И опять она готова надавать себе пощечин, так как, во-первых, неправда, что они бы обошлись, а во-вторых, состояние войны от этого ответа может только обостриться. В подобную гололедицу притащить из угольного склада два центнера брикетов — заслуга немалая!

В ответ на такую благодарность Гейнц только удивленно пожимает плечами, он берет себе книгу из спальни (где совершенно напрасно еще долго шепчется с Оттохеном, которому давно пора спать), а потом садится за стол и погружается в чтение.

До половины восьмого стоит полная тишина. В половине восьмого Густав захлопнул книгу и отправился спать. Две минуты спустя Гертруд встала с места, подошла к шкафчику для обуви и на глазах у Гейнца, продолжавшего, впрочем, усердно читать, вызывающе пошуршала извещением Бергенского суда, так как Гейнц по-прежнему не поднимал головы. Оставив письмо на самом виду, она исчезла за дверью — проследить, чтобы Густав умылся как следует.

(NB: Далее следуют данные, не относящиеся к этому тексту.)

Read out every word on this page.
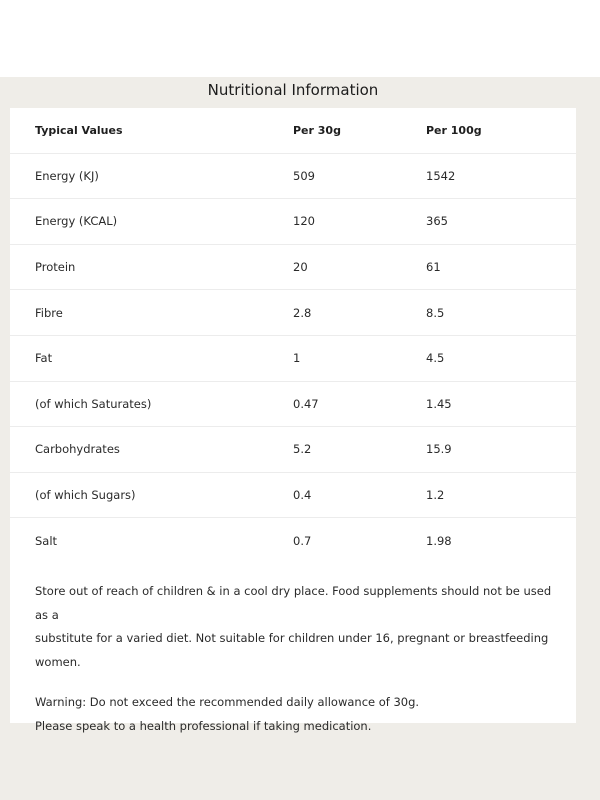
Nutritional Information
Typical Values	Per 30g	Per 100g
Energy (KJ)	509	1542
Energy (KCAL)	120	365
Protein	20	61
Fibre	2.8	8.5
Fat	1	4.5
(of which Saturates)	0.47	1.45
Carbohydrates	5.2	15.9
(of which Sugars)	0.4	1.2
Salt	0.7	1.98

Store out of reach of children & in a cool dry place. Food supplements should not be used as a

substitute for a varied diet. Not suitable for children under 16, pregnant or breastfeeding women.

Warning: Do not exceed the recommended daily allowance of 30g.

Please speak to a health professional if taking medication.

Ее первый взгляд, когда она десять минут спустя вернулась в кухню, был обращен на деверя, а второй — на письмо. Но деверь по-прежнему читал, уткнувшись в книгу, а письмо по-прежнему лежало незамеченным.

Чувствуя себя уничтоженной, села она за шитье. До того как ложиться спать, еще целых два часа, но после стольких напрасных авансов она убеждена, что ей уже не удастся ни слова из себя выдавить. Видимо, так и придется лечь, поссорившись. Поссорившись — но из-за чего же? Да из-за ничего! Как есть из-за ничего! Она убеждена, что все ее подозрения — совершеннейшая чепуха. А он еще два центнера брикетов притащил в подвал! И о кокосовом масле подумал! Ну что за несчастье!

Четверть часа и еще четверть проходят в нерушимом молчании. Оно тут же, совсем рядом, это углубленное в книгу лицо — время от времени шелестит страница. Он даже не притворяется, что читает, он и в самом деле читает! Примерно каждые полчаса встает и выходит на лестницу, чтобы ей не спать в табачной духоте. Очень внимательно с его стороны, но сегодня это не столько внимание, сколько привычка. Она почти уверена: приди ему это в голову, он бы именно сегодня назло ей курил в кухне!